This is for YOU.
There are definite stages that people go through when coping with difficult and challenging experiences in their lives.
I'm currently on the second one: ANGER.
I have passed Denial swiftly since my personality often refuse to deny general truths and pre-existing conditions.
The question is, how do I cope up with this stage? Believe me, this is going to hurt me too.
The pain you are about to feel will also be my pain, although not too long ago, mine had not been yours. I should have warned you before everything began; I should have told you about my flaw before I let you in my world. Maybe I would not need to do this. To hurt you will not be easy.
It has been written over and over, happy is the person who finds joy in sunshine through a window, bliss in smileys and random text messages, music in the laughter of playing children, pleasure in a borrowed book read over a lazy weekend.
And many believed.
Yet few realized the repercussions of living in the little things. Because just as they are the trinkets of happiness in our every day, they are, when neglected, constant reminders of what is unrequited.
The little things never were important to you, in the same way, I am inclined to think, I never was.
I am angry. I am hurt. And before all the hurting turns to hate, over which I am afraid I have no control, I must hurt you back. You are the reason. Somehow, you have yet to see that.
I remember how, as a child, I used to skip dinner whenever my mother would scold me. It was cruel, knowing how she would later feel guilty about her son hungering the whole night; it was nonetheless the perfect strategy to get what I wanted.
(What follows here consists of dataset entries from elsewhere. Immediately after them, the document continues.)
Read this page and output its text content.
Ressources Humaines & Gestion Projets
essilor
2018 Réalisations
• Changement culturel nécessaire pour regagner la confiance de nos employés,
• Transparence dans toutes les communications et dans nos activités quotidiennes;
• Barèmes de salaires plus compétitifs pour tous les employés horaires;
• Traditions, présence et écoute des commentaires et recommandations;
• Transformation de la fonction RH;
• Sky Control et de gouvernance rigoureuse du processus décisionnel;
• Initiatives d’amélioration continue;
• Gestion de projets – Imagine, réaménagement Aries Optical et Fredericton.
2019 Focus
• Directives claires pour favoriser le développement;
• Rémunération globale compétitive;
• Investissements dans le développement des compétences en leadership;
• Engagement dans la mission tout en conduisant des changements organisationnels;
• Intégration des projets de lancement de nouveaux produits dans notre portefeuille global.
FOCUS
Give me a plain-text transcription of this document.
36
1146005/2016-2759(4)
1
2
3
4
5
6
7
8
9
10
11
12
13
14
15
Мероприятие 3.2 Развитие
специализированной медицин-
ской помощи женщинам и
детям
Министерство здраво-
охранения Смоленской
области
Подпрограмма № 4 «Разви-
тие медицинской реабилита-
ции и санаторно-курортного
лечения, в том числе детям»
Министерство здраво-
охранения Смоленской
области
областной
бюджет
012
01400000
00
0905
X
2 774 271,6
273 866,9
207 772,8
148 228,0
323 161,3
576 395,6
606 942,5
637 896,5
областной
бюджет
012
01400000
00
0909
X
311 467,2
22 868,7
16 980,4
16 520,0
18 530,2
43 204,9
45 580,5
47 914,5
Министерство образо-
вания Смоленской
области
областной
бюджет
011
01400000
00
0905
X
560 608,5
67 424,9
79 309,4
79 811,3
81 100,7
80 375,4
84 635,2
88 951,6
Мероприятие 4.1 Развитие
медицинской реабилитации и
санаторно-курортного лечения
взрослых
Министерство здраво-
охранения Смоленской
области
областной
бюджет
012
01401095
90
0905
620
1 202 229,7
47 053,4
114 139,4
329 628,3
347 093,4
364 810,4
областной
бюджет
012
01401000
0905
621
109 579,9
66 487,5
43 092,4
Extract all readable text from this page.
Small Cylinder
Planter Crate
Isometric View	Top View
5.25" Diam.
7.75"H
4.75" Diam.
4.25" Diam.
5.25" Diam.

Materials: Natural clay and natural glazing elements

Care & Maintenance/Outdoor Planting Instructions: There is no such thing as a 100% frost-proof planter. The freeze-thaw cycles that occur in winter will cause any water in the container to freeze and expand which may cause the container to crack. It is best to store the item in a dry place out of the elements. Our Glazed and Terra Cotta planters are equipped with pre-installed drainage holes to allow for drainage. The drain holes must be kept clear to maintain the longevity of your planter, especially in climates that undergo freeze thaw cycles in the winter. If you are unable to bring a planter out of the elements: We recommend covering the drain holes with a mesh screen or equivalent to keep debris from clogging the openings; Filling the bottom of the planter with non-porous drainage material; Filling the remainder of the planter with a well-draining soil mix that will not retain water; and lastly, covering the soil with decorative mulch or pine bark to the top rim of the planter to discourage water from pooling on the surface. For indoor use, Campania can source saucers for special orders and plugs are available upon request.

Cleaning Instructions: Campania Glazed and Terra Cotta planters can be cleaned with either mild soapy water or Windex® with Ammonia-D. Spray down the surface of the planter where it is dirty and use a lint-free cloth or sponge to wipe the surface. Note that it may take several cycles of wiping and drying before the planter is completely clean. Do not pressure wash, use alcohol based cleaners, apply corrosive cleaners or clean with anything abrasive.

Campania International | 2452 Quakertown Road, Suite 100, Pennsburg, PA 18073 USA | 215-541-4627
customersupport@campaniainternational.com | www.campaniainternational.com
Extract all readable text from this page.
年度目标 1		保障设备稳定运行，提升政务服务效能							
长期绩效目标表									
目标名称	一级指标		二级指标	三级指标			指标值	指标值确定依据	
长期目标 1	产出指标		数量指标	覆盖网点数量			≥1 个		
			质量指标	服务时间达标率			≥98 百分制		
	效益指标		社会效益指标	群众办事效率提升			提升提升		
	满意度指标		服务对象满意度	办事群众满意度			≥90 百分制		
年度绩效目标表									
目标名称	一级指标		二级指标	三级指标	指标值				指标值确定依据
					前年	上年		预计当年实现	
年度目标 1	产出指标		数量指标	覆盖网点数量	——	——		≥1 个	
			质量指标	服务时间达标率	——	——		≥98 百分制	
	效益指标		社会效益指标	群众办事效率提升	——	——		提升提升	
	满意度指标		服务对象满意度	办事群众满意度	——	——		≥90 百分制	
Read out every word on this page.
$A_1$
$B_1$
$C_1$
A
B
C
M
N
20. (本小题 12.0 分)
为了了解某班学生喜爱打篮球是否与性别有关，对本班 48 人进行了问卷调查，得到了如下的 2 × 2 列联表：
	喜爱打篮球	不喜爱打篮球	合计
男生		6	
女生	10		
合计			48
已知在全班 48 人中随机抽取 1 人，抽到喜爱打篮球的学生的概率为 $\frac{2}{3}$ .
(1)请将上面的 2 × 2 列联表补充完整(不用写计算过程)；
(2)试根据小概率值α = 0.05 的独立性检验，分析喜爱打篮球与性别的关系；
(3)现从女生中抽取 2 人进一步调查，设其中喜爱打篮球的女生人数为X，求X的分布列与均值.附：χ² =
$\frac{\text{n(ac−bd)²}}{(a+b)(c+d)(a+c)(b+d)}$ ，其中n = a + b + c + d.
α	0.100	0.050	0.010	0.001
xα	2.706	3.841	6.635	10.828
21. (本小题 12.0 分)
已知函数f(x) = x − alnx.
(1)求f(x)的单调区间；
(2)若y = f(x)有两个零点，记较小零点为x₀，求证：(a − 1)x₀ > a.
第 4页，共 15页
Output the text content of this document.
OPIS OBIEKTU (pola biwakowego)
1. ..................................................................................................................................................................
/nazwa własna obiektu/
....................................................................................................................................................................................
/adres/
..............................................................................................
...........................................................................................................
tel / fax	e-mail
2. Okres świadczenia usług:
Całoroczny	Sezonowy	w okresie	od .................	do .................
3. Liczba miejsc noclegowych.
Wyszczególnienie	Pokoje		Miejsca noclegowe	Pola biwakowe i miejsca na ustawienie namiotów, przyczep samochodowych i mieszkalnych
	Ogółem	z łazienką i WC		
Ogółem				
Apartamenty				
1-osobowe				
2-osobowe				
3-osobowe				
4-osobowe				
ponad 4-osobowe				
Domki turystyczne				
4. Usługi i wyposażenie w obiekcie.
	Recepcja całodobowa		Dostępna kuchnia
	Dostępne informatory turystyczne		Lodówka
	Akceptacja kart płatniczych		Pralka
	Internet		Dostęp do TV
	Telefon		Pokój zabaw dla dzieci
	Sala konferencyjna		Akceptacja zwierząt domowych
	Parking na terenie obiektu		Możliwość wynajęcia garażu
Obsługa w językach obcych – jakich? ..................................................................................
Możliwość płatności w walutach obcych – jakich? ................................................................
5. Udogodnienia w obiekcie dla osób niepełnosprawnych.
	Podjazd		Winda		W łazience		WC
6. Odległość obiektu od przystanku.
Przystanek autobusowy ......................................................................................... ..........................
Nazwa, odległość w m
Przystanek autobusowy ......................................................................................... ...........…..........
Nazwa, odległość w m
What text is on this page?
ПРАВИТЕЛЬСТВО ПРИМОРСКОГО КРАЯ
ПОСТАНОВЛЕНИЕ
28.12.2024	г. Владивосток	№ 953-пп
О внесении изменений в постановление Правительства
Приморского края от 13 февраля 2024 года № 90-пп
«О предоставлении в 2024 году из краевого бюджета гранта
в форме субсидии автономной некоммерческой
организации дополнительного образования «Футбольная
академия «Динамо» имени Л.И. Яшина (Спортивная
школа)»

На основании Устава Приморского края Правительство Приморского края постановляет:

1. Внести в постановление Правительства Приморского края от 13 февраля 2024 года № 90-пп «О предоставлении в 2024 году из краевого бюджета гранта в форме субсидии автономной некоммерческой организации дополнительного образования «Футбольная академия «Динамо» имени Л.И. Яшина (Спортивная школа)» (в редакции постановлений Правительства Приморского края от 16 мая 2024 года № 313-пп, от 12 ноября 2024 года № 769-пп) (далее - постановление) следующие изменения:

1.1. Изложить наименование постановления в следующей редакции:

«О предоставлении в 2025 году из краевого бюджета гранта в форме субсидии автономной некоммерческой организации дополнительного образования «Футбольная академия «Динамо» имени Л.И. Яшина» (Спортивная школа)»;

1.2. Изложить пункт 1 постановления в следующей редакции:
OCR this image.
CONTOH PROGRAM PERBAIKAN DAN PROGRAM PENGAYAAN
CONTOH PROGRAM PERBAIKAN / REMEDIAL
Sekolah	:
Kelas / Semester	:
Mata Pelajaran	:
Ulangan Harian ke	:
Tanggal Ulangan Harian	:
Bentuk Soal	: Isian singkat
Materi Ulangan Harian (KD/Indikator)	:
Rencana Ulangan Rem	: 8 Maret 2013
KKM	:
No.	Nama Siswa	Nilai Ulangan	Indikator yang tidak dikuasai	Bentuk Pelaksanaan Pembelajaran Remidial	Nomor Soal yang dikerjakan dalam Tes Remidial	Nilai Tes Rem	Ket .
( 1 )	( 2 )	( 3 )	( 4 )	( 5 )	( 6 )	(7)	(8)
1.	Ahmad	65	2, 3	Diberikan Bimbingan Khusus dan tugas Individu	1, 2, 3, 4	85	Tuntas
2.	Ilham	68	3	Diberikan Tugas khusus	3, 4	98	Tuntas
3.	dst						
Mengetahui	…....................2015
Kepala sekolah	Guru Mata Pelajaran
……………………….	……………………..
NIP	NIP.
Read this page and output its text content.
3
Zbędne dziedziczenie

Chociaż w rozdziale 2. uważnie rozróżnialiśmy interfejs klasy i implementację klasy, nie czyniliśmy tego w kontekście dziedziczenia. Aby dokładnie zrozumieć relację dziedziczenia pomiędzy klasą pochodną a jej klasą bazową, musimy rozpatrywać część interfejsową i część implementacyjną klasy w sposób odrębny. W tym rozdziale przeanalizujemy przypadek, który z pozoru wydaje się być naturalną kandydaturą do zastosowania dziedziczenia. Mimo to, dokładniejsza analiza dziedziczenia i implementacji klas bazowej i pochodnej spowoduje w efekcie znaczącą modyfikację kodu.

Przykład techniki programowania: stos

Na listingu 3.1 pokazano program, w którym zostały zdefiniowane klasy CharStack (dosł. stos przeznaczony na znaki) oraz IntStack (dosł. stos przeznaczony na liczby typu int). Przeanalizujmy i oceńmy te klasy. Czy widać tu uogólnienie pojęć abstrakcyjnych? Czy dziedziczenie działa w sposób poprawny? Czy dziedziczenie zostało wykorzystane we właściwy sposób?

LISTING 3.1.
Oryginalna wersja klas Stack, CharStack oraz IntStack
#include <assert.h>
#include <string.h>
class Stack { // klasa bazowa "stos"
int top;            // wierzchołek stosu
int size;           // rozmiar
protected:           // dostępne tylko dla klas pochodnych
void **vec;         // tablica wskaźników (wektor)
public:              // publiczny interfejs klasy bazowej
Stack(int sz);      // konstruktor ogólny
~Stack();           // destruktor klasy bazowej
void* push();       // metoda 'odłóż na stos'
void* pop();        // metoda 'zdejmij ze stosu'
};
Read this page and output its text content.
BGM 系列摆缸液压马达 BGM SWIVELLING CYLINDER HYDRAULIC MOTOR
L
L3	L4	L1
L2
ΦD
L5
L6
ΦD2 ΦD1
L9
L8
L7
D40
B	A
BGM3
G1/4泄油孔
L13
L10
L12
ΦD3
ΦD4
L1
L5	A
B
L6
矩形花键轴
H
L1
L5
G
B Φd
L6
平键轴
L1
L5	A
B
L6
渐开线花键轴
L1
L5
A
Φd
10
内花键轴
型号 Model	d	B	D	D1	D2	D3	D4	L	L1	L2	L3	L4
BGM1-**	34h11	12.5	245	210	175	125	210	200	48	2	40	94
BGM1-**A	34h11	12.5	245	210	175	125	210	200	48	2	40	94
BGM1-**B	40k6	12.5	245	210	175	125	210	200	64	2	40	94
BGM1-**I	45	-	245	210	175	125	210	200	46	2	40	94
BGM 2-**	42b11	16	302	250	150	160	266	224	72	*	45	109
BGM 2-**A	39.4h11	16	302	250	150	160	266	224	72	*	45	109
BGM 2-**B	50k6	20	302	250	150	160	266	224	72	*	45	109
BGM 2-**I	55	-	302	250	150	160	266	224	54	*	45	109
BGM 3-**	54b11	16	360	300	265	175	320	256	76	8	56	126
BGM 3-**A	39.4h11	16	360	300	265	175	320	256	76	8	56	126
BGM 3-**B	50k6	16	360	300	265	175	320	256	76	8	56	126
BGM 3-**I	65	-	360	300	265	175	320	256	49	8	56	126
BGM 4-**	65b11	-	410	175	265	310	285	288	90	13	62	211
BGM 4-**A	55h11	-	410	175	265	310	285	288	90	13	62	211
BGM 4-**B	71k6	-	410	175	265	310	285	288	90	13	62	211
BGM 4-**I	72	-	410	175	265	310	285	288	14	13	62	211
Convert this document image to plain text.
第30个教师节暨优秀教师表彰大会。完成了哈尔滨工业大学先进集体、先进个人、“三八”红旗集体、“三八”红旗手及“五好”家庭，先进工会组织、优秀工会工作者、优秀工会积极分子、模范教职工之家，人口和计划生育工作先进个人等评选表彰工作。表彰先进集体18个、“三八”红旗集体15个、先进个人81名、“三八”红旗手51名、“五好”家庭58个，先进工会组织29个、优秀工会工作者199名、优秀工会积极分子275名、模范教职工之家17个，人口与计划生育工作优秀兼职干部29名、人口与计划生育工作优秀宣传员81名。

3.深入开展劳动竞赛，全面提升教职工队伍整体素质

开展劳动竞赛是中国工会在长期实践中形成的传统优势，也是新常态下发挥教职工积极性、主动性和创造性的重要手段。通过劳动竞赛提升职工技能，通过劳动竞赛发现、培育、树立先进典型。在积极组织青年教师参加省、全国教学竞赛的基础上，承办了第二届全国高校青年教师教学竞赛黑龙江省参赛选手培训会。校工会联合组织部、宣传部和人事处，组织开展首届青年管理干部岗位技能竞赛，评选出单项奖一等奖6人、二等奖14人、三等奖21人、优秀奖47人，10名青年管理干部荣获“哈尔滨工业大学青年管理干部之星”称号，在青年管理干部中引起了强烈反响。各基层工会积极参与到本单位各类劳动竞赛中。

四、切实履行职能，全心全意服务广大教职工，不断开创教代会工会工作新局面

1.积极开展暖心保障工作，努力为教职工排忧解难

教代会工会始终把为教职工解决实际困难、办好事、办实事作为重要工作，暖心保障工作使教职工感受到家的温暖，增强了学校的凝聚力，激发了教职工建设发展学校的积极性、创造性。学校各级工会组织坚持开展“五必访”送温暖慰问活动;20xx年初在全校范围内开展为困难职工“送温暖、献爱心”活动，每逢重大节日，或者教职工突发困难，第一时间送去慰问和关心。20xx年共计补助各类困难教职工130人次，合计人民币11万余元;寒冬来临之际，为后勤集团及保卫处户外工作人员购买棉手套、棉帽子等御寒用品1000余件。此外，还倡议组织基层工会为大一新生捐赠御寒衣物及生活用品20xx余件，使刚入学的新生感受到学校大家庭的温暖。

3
At a very young age, I discovered how pain changes people.
It is solitude in a vacant seat that shows us who and what really matter, indifference in empty conversations that reminds us of the people and things we have taken for granted.
Pain confronts us with the realities happiness cannot. Pain is liberating.
Do not be afraid. It is still I, the one who taught you are indeed a royal prince beyond your imperfections, that you don't have to feel like you have to be perfect, that you're the best version of a charming fairytale hero in your white clothes..
who took me for granted,
who can't seem to understand that mourning over a mother's death was hard enough,
who can't honor a promise made that you can and will wait,
who made me believe that everything will be ok,
who trusted me with your name which, as you said, is too personal,
who really digs men over women but professes being straight to the bone (even if you scream homosexuality),
who entrusted me with your pictures that are not for public consumption,
who exchanged sexual fantasies over phone calls (and always have a stiffy everytime you talked to me),
who believed that you found your match in me since you're exclusively a top,
who met me with this blog since you have yours
who is supposed to heal and treat people, not hurt them,
who played with my emotions,
who is a coward,
who is a liar,
It is still I, I who will hurt when I see you hurt.
This is a cycle that must come to pass.
When it does, I do hope you forgive me, as I would forgive you.
Prolly I'll skip bargaining.
I'm not that desperate.
And besides, you found your "match" right?